Cette enquête témoigne de l’importance accrue que Bruxelles accorde aux pratiques commerciales équitables. Dans un contexte où la transition énergétique européenne s’accélère, garantir une concurrence loyale dans des projets aussi critiques que le nucléaire est une priorité. Toute infraction pourrait avoir des répercussions significatives sur l’équilibre du secteur énergétique européen.
EDF freine le projet nucléaire tchèque avec une plainte décisive
EDF a réagi avec vigueur à la décision de la République tchèque d’attribuer le contrat à KHNP. Le groupe français a déposé une plainte qui a conduit, le 6 mai, un tribunal tchèque à suspendre temporairement la signature du contrat. Cette démarche juridique vise à contester la légalité de la procédure d’attribution menée par CEZ. Pour EDF, il s’agit de protéger ses intérêts mais aussi de s’assurer que les règles européennes en matière de concurrence sont respectées.
Selon les déclarations du patron de CEZ, Daniel Benes, relayées par l’agence nationale CTK, « les Français feront tout pour empêcher la construction d’une telle centrale ». Cette affirmation illustre les tensions croissantes entre les deux parties. CEZ, pour sa part, critique l’intervention de la Commission européenne, considérant qu’elle pourrait compromettre un projet stratégique pour la République tchèque. Benes a également appelé le gouvernement tchèque à rejeter les conclusions de la lettre adressée par Bruxelles.
EDF, en s’appuyant sur cette plainte, cherche à démontrer que l’appel d’offres n’a pas respecté les principes de transparence et d’équité. Si la justice tchèque valide ces arguments, cela pourrait non seulement retarder le projet mais également remettre en question la fiabilité des procédures d’attribution dans l’ensemble de l’Union européenne. Cette bataille juridique, au-delà des intérêts économiques, reflète les tensions géopolitiques entourant le secteur énergétique en Europe.
Escalade diplomatique entre Prague et Bruxelles sur le nucléaire
Le différend autour du projet nucléaire tchèque a pris une tournure diplomatique, opposant directement Prague à Bruxelles. Ce conflit met en lumière des divergences importantes sur la manière dont les grandes infrastructures énergétiques doivent être gérées au sein de l’Union européenne. Alors que la Commission européenne insiste sur la nécessité de respecter les règles du marché unique, le gouvernement tchèque semble vouloir défendre sa souveraineté énergétique.
Un porte-parole de la Commission européenne, Thomas Regnier, a déclaré que CEZ n’a pas encore répondu aux demandes d’information formulées par Bruxelles.

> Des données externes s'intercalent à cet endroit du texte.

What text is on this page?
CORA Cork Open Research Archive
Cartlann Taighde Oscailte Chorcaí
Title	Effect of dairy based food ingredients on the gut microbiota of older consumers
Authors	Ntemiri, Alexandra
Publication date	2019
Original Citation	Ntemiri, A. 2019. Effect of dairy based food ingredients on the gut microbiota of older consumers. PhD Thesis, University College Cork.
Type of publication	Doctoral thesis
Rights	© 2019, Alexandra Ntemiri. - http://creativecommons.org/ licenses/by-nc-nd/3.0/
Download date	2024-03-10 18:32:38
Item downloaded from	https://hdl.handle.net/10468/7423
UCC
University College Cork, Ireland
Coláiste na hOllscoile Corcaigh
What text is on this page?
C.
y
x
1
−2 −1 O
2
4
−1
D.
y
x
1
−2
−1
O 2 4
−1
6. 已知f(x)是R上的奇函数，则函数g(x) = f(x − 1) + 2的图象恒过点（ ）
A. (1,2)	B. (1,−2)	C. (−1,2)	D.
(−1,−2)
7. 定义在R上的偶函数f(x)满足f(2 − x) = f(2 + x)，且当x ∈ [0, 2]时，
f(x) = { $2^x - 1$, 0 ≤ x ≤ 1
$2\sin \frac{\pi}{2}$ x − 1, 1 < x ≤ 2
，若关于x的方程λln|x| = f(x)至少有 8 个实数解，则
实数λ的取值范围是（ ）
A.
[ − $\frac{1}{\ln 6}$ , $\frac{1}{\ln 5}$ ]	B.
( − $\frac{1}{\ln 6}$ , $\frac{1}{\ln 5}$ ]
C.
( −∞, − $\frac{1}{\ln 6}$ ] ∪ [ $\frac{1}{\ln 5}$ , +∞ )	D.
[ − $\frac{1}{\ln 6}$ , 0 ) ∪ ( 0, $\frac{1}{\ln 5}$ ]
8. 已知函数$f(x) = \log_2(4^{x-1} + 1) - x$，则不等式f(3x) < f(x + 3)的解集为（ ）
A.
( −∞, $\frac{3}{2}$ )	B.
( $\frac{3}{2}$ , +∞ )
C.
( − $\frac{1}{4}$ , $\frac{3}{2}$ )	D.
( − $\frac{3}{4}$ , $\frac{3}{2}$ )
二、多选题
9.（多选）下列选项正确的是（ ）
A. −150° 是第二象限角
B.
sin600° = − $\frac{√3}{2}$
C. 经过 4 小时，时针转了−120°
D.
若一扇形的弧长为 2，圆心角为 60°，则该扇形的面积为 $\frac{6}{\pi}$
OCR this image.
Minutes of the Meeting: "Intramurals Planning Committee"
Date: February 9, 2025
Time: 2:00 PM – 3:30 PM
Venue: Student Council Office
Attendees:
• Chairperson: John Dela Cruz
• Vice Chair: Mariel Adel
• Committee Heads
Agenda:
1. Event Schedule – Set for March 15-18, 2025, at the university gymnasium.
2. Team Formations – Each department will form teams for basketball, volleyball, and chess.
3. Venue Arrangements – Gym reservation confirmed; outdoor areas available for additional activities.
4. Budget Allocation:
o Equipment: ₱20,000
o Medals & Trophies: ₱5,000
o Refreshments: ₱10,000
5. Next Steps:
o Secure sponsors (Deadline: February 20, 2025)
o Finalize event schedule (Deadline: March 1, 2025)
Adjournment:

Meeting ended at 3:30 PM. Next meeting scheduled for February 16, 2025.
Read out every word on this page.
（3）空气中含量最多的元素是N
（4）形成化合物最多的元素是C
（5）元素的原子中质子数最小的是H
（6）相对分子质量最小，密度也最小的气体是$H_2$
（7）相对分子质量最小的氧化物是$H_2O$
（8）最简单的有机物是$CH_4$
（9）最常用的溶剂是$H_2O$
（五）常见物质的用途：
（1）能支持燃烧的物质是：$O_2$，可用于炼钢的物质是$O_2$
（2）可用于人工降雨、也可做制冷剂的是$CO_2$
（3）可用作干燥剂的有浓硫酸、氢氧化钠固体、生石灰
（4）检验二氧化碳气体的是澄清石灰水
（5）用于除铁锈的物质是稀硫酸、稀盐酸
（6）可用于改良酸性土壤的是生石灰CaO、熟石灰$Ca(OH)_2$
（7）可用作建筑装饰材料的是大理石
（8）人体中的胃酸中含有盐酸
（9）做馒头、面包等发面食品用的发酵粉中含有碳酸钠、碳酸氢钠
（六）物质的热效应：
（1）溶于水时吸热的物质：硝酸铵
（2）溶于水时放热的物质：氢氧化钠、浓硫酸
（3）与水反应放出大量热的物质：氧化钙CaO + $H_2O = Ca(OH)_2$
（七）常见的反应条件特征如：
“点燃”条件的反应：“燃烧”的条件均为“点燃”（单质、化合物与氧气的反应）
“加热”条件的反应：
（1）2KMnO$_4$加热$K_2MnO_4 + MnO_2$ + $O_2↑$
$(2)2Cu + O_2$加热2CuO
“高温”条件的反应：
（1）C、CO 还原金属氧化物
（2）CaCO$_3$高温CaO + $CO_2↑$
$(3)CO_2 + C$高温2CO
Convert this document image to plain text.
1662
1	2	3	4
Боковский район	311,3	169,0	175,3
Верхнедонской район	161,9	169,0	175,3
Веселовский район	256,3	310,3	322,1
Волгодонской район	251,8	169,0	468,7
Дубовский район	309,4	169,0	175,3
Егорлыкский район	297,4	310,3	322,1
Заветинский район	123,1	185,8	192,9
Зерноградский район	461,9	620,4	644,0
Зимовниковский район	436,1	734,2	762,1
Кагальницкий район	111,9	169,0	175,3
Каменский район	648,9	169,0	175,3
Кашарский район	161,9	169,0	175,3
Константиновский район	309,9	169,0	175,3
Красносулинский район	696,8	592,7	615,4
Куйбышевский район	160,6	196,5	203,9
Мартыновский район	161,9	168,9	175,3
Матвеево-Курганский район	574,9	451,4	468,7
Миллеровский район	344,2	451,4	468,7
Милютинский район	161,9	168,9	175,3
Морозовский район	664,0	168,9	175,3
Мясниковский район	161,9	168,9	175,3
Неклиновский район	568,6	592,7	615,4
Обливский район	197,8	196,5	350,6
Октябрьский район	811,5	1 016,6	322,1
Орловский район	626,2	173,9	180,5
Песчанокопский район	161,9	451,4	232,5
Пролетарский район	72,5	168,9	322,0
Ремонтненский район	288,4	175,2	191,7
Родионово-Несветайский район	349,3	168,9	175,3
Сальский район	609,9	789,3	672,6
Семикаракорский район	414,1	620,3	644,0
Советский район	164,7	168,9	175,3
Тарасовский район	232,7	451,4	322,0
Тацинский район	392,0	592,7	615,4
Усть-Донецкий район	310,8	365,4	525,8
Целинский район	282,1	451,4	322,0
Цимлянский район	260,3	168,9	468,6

Il a souligné que cette enquête ne relevait pas d’un intérêt national français, mais qu’elle visait à appliquer les lois européennes de manière impartiale. Pourtant, cette position est contestée à Prague, où certains responsables voient dans cette intervention une tentative d’ingérence.
Cette escalade reflète un défi plus large pour l’Union européenne : comment concilier les ambitions nationales en matière d’énergie avec les impératifs communautaires ? La situation entre Prague et Bruxelles pourrait devenir un cas d’école sur la manière de gérer ces tensions dans un secteur aussi stratégique que le nucléaire, à un moment où l’Europe cherche à réduire sa dépendance énergétique vis-à-vis des puissances extérieures.
Un nouveau règlement européen pour des appels d’offres équitables
Le règlement européen, entré en vigueur en juillet 2023, constitue un outil central pour garantir l’intégrité des appels d’offres au sein de l’Union. Ce cadre juridique vise à prévenir les distorsions de marché causées par des aides publiques provenant d’États étrangers, comme celles soupçonnées dans le cas de KHNP. L’instrument a déjà fait ses preuves en excluant des entreprises chinoises de certains marchés sensibles.
Dans le cadre de ce règlement, la Commission a demandé dès février 2024 des informations à CEZ et KHNP concernant l’appel d’offres pour les réacteurs de Dukovany. Cette démarche proactive vise à protéger non seulement les intérêts des entreprises européennes mais aussi à assurer un environnement compétitif et transparent.
Ce nouveau règlement marque une étape cruciale pour l’Europe, notamment dans des secteurs aussi stratégiques que le nucléaire. En garantissant des procédures équitables, il renforce la confiance des acteurs économiques tout en limitant les influences extérieures pouvant compromettre la sécurité énergétique de l’Union.
Ambition et défis pour les réacteurs Dukovany par KHNP
Le projet de KHNP pour les réacteurs de Dukovany représente une ambition colossale. Avec un coût estimé à environ 200 milliards de couronnes tchèques (8 milliards d’euros) par unité, ce chantier prévoit le début des travaux en 2029 pour une mise en service du premier réacteur en 2036. Cependant, les défis techniques, financiers et réglementaires restent nombreux.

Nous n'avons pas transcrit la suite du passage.